Fiction. Asian & Asian American Studies. Translated by Arundathy Rodrigo.
About the Author: Devakanthan (Bala Kumarasamy) was displaced by the war in Sri Lanka in the early eighties and lived in India before moving to Canada. He now lives in Toronto and is an active member of the Canadian Tamil literary scene as author and arts critic. Devakanthan is one of the few Tamil writers who have been able to maintain a literary career, from the seventies onward. Many either died young during the war or gave up writing in spite of promising early works. He is a reader of Sanskrit and ancient Tamil, and has drawn from those influences in some of his works, with the novels Lankapuram and Kathakalam being reimaginings of the Ramayana and Mahabharata.
His Sacred Army, the first volume of his quintet, won the Government of Tamil Nadu Novel of the Year Award (1998), and the quintet as a whole received the Tamil Literary Garden's Best Novel Award (2014).
Nedra Rodrigo was born in Sri Lanka and came to Canada during the civil war. She is a translator, poet, workshop organizer at the York Centre for Asian Research, and arts educator for youth in the York Region District School Board. She is also the founder of the Tamil Studies Symposium at York University. She is the founder and current host of the bilingual, inclusive literary event, the Tam Fam Lit Jam.
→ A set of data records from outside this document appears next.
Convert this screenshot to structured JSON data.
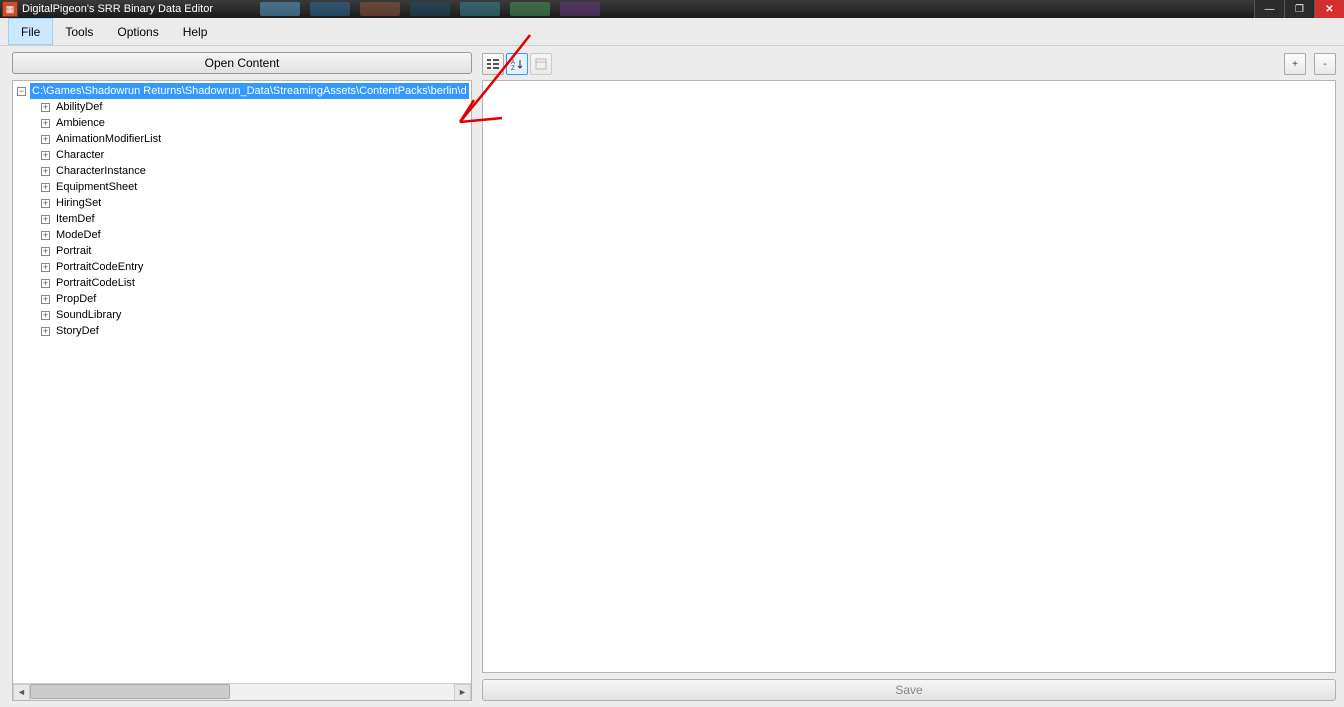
{
  "window": {
    "title": "DigitalPigeon's SRR Binary Data Editor"
  },
  "menu": {
    "items": [
      "File",
      "Tools",
      "Options",
      "Help"
    ],
    "active_index": 0
  },
  "left": {
    "open_button": "Open Content",
    "root_path": "C:\\Games\\Shadowrun Returns\\Shadowrun_Data\\StreamingAssets\\ContentPacks\\berlin\\d",
    "children": [
      "AbilityDef",
      "Ambience",
      "AnimationModifierList",
      "Character",
      "CharacterInstance",
      "EquipmentSheet",
      "HiringSet",
      "ItemDef",
      "ModeDef",
      "Portrait",
      "PortraitCodeEntry",
      "PortraitCodeList",
      "PropDef",
      "SoundLibrary",
      "StoryDef"
    ]
  },
  "right": {
    "plus": "+",
    "minus": "-",
    "save": "Save"
  }
}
Nedra's poetry and essays have been published in various anthologies. Her translation credits include the poetry of R Cheran, Puthuvai Ratnathurai, and V I S Jayapalan in the collection Human Rights and the Arts in Global Asia; the memoir In the Shadow of a Sword, published by SAGE YODA Press, India (2020); Kuna Kaviyazhakan's Forest That Took Poison, shortlisted for the inaugural Global Humanities Translation Prize; and the Prison of Dreams quintet. She lives in Toronto.